A fresh zinc-air battery straight from the package should read between 1.1 and 1.38 volts with the tab still on (some well-sealed batteries may read below 0.9 volts with the tab intact, which is normal). Within 15 seconds of pulling the tab, voltage should climb above 1.3 volts, which is the minimum needed to operate a hearing aid. During normal use, batteries run at about 1.25 volts. Once a battery drops to around 1.31 volts under load, some hearing aids begin to fade or cut out. If you’re experiencing intermittent sound dropouts or distortion, testing the battery voltage before anything else can save you an unnecessary trip to the audiologist.

For rechargeable hearing aids, check that the charging contacts on both the aids and the charger are clean and free of debris. A hearing aid that isn’t making full contact with its charger will slowly lose charge throughout the day and may behave as though it’s malfunctioning.

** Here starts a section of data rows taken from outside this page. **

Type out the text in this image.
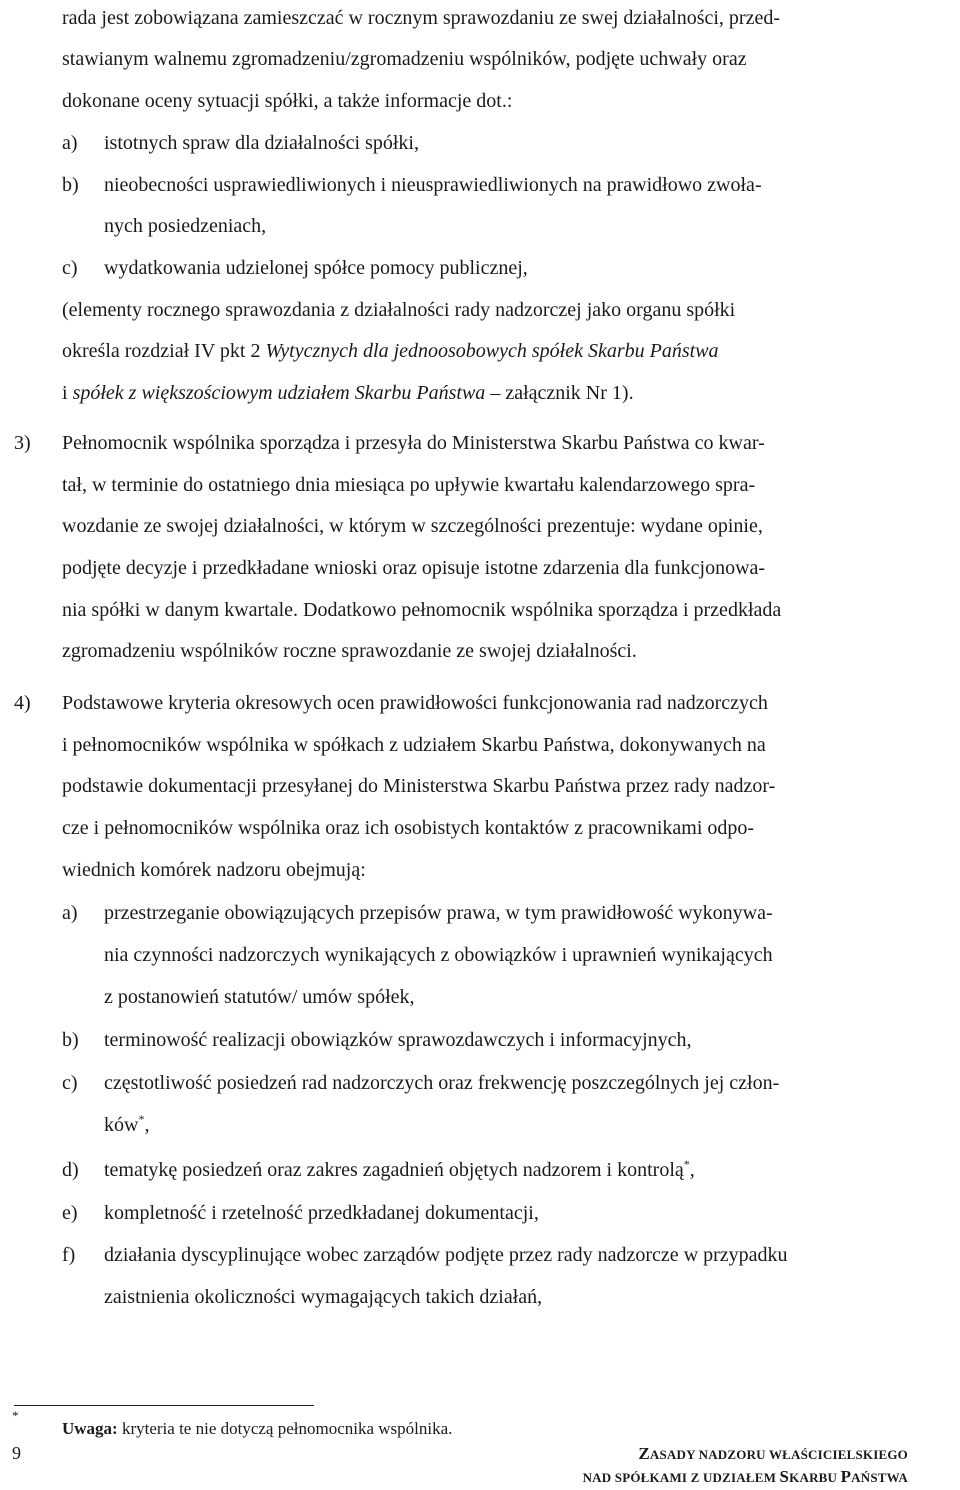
rada jest zobowiązana zamieszczać w rocznym sprawozdaniu ze swej działalności, przed-
stawianym walnemu zgromadzeniu/zgromadzeniu wspólników, podjęte uchwały oraz
dokonane oceny sytuacji spółki, a także informacje dot.:
a) istotnych spraw dla działalności spółki,
b) nieobecności usprawiedliwionych i nieusprawiedliwionych na prawidłowo zwoła-
nych posiedzeniach,
c) wydatkowania udzielonej spółce pomocy publicznej,
(elementy rocznego sprawozdania z działalności rady nadzorczej jako organu spółki
określa rozdział IV pkt 2 Wytycznych dla jednoosobowych spółek Skarbu Państwa
i spółek z większościowym udziałem Skarbu Państwa – załącznik Nr 1).
3) Pełnomocnik wspólnika sporządza i przesyła do Ministerstwa Skarbu Państwa co kwar-
tał, w terminie do ostatniego dnia miesiąca po upływie kwartału kalendarzowego spra-
wozdanie ze swojej działalności, w którym w szczególności prezentuje: wydane opinie,
podjęte decyzje i przedkładane wnioski oraz opisuje istotne zdarzenia dla funkcjonowa-
nia spółki w danym kwartale. Dodatkowo pełnomocnik wspólnika sporządza i przedkłada
zgromadzeniu wspólników roczne sprawozdanie ze swojej działalności.
4) Podstawowe kryteria okresowych ocen prawidłowości funkcjonowania rad nadzorczych
i pełnomocników wspólnika w spółkach z udziałem Skarbu Państwa, dokonywanych na
podstawie dokumentacji przesyłanej do Ministerstwa Skarbu Państwa przez rady nadzor-
cze i pełnomocników wspólnika oraz ich osobistych kontaktów z pracownikami odpo-
wiednich komórek nadzoru obejmują:
a) przestrzeganie obowiązujących przepisów prawa, w tym prawidłowość wykonywa-
nia czynności nadzorczych wynikających z obowiązków i uprawnień wynikających
z postanowień statutów/ umów spółek,
b) terminowość realizacji obowiązków sprawozdawczych i informacyjnych,
c) częstotliwość posiedzeń rad nadzorczych oraz frekwencję poszczególnych jej człon-
ków*,
d) tematykę posiedzeń oraz zakres zagadnień objętych nadzorem i kontrolą*,
e) kompletność i rzetelność przedkładanej dokumentacji,
f) działania dyscyplinujące wobec zarządów podjęte przez rady nadzorcze w przypadku
zaistnienia okoliczności wymagających takich działań,
*
Uwaga: kryteria te nie dotyczą pełnomocnika wspólnika.
9	ZASADY NADZORU WŁAŚCICIELSKIEGO
NAD SPÓŁKAMI Z UDZIAŁEM SKARBU PAŃSTWA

Troubleshoot Common Sound Problems

Certain sounds point to specific issues you can often resolve at home. Whistling or feedback usually means the hearing aid isn’t seated properly in your ear canal. Remove it and reinsert it carefully. If the whistling continues, earwax or debris may be blocking the canal, or the fit of the earmold or dome may have changed (this happens gradually as ear canals shift shape over time).

Static, crackling, or intermittent cutting out often points to moisture damage, a clogged microphone port, or a failing receiver. Try cleaning the microphone opening with the brush or pick tool that came with your hearing aids, and use a drying kit or dehumidifier overnight. If the problem persists after cleaning and a fresh battery or full charge, the issue is likely internal and needs professional attention.

Track Your Subjective Experience

Numbers and diagnostics matter, but so does how hearing aids actually feel in your daily life. Audiologists often use a structured questionnaire called the Client Oriented Scale of Improvement to capture this. At your first appointment, you identify specific listening situations that are important to you: following conversation at a restaurant, hearing your grandchild on the phone, catching dialogue on TV without cranking the volume. At follow-up visits, you rate how much each situation has improved and what your current ability level is.

You don’t need a formal questionnaire to do this yourself. Write down three to five specific situations where you want to hear better before you start wearing new hearing aids or after an adjustment. Revisit that list after two to four weeks of consistent wear. If certain situations haven’t improved, bring that specific list to your next appointment. It gives your audiologist far more useful information than “they don’t sound right,” and it directly shapes what adjustments get made.

How Often to Test

A full professional check, including real-ear measurement and cleaning, is worth doing at least once a year. Many audiologists offer “clean and check” appointments every six months, which typically include a visual inspection of the devices, cleaning of ports and tubing, and a listening check to confirm output is normal. If your hearing loss is progressing or you’re over 65, twice-yearly visits help catch changes early enough to adjust programming before you start struggling.

At-home checks with your manufacturer’s app can be done as often as you like, though once a month is a reasonable habit. Battery testing should happen any time sound quality seems off. And if you notice a sudden change in how your hearing aids sound, that warrants a same-week appointment rather than waiting for your next scheduled visit.